What Cortana Intelligence allows is the ability to compute any data (text, video, image) and compute on a Cloud scale with a convergence of new processes such as Azure Machine Learning and core BI constructs to make powerfully accurate decisions. Cortana Intelligence is really a set of services in the Cloud – many coming from open source technologies like Spark and Hadoop. This is one of the fundamental reasons you see Microsoft embracing open source so heavily. It’s important to be part of this open source ecosystem to advance the ability to derive intelligent decisions from data.
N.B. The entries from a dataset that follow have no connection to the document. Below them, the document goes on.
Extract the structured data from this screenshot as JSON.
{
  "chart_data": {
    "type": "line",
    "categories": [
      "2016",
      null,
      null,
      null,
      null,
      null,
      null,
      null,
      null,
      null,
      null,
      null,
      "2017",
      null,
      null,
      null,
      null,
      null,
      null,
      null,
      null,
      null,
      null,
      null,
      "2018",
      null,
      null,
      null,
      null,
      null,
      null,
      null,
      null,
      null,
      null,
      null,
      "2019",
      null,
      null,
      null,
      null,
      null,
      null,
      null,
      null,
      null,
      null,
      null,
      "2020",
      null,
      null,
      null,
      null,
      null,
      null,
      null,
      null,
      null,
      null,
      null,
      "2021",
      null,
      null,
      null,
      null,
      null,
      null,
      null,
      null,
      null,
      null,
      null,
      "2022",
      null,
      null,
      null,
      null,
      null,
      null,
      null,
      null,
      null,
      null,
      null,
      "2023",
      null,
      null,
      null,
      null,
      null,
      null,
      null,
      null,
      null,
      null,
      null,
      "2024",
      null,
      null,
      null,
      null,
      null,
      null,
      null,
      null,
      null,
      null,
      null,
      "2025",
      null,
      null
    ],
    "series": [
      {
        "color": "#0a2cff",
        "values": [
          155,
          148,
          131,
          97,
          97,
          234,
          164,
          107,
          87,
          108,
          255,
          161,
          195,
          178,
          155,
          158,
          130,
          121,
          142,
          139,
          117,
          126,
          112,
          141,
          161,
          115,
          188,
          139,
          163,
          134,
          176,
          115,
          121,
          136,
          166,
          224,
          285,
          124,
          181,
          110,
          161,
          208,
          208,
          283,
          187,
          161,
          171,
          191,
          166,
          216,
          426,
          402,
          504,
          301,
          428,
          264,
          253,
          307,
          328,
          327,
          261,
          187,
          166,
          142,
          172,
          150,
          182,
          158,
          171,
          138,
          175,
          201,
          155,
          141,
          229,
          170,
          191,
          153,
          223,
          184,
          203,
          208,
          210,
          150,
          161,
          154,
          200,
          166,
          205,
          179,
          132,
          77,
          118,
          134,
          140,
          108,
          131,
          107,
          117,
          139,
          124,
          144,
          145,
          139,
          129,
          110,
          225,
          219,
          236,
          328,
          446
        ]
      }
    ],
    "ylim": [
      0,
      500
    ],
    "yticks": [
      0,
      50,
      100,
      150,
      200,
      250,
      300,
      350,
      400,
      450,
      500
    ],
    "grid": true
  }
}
Mistry and Kazmierczak closed the keynote with a popcorn-worthy demonstration of Microsoft’s latest visualization capability: SandDance. SandDance allows you the ability to visualize all your data points in a wide range of formats: standard bar and line charts but also geospatially. While this may not sound like anything new or exciting, think again. This is not aggregating results from your data points and visualizing these aggregations. This is plotting the individual data points in these visualizations and then allowing you the ability to rapidly move these points from visual presentation to the next or to drill into the individual points at varying levels of detail. (Microsoft’s official announcement of SandDance is here.)
SQLSaturday and PASS
The PASS SQLSaturdays are one-day training events for SQL Server professionals that focus on local speakers, providing a variety of high-quality technical sessions, and making it all happen through the efforts of volunteers. Approximately 100 events are held globally across the world annually providing content for today’s Data Professional. They are hosted by PASS, an independent, not-for-profit organization run by and for the community.